1. Becoming Guanyin: Artistic Devotion of Buddhist Women in Late Imperial China. By Yuhang Li. Columbia University Press, 2020. 312 pages. $65.00 (hardcover), $30.00 (paperback), $29.99 (e-book).
2. Reviewer Affiliation: Ohio Northern University, USA
摘要
It is not uncommon for scholars who study Buddhist laywomen in late imperial China to feel frustrated at the scarcity of textual sources that speak to or about women’s religious experiences. Scholars largely rely on the poems, biographies, epitaphs, and eulogies that male literati wrote about women who were related to them in one way or another, or on the literary works, usually poems, by some of the women believers.
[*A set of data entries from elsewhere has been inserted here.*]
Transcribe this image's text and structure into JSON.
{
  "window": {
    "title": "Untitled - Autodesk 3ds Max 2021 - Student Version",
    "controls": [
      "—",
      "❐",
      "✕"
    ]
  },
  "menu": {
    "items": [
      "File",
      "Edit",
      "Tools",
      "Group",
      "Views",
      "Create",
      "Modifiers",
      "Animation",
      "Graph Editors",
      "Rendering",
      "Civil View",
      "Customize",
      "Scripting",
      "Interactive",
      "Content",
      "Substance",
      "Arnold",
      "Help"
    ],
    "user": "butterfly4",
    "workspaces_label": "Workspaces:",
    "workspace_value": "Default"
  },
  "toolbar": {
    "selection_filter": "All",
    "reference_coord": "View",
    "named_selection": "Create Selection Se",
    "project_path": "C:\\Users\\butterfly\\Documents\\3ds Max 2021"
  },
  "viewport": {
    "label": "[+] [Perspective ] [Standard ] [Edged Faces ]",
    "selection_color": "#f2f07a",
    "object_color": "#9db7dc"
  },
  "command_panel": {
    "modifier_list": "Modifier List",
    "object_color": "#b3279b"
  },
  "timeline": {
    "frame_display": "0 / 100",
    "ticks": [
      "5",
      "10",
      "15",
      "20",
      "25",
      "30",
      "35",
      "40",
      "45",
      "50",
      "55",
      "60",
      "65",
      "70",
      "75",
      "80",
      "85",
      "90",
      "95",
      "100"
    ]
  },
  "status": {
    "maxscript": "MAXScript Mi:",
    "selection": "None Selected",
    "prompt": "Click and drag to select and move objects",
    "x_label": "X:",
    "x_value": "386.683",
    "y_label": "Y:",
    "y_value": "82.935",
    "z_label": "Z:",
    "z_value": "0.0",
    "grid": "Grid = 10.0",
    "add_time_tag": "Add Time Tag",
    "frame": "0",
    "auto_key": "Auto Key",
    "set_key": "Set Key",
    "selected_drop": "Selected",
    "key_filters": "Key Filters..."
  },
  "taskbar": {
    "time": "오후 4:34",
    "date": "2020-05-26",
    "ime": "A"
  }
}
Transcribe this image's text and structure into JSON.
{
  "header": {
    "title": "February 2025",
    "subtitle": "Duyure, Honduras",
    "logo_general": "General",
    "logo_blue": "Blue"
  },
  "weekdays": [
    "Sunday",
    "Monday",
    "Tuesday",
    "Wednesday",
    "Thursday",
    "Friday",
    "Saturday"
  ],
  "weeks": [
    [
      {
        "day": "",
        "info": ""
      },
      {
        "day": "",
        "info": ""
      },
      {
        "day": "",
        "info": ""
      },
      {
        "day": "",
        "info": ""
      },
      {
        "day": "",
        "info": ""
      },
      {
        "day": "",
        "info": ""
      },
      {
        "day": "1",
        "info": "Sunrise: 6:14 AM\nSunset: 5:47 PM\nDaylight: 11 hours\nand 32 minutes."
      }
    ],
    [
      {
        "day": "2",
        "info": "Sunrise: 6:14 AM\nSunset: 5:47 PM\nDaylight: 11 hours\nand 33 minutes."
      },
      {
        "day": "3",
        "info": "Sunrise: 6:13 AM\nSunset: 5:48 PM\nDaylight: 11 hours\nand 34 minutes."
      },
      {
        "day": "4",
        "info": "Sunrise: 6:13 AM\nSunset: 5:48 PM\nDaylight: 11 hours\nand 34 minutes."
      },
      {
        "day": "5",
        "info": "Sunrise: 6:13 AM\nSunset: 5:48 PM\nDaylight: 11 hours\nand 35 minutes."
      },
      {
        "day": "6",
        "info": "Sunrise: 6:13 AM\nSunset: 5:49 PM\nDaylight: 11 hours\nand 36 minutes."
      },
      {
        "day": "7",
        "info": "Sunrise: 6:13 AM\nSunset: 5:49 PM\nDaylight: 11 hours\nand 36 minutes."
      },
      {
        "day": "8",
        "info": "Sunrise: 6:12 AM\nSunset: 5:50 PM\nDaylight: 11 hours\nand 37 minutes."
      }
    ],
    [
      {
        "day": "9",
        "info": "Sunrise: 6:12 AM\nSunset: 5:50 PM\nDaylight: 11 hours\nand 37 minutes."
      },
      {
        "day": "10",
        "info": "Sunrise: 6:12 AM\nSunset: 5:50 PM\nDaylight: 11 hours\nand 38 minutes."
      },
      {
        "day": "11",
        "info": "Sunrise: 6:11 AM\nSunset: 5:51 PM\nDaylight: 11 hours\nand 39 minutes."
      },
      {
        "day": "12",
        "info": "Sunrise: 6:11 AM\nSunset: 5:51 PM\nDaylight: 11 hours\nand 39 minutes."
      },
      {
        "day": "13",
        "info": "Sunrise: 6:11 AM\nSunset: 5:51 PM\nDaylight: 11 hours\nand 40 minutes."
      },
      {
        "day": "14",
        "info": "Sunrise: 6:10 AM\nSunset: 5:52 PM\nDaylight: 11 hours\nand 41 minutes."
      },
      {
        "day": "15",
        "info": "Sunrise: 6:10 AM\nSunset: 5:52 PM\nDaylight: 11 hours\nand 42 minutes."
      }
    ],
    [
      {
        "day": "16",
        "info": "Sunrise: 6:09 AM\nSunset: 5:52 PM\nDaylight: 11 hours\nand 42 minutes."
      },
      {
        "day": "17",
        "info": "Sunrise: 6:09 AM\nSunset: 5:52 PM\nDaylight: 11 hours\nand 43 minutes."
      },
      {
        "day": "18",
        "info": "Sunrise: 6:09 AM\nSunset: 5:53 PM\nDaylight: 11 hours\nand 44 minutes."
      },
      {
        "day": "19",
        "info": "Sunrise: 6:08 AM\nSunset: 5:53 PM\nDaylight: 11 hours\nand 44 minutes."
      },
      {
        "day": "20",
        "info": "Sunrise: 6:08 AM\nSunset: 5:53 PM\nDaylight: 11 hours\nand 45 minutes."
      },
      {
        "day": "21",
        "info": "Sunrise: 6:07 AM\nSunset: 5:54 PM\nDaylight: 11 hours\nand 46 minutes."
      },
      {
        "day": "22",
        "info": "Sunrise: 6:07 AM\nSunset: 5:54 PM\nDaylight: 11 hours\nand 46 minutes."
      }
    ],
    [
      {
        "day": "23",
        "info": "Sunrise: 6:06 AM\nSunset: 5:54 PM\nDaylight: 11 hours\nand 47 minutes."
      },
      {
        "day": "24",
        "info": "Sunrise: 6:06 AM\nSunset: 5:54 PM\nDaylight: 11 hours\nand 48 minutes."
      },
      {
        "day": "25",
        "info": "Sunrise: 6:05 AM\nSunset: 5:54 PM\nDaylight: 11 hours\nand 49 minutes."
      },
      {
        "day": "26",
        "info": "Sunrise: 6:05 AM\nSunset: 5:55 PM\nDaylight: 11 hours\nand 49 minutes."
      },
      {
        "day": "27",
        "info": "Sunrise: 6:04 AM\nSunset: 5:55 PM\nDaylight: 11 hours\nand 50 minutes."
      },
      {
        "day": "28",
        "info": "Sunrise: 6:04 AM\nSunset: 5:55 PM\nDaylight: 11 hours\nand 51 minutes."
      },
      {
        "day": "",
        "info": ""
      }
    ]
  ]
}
However, the presentation of the women’s lives as reconstructed by these men served to address the male authors’ agendas and did not necessarily reflect the outlooks of the religious women themselves. Poems written by women provide a window to view women’s religious experiences, but a large majority of women in late imperial China could not or did not write poems. Therefore, the religious experiences and practices of women who could not write or did not write are still largely unknown to us. Yuhang Li’s Becoming Guanyin: Artistic Devotion of Buddhist Women in Late Imperial China is a welcome contribution to filling in some of the gaps in the larger picture of Chinese women’s religiosity in the Ming-Qing period through her study on “women’s things” that are intimately related to women’s daily life and religious practices.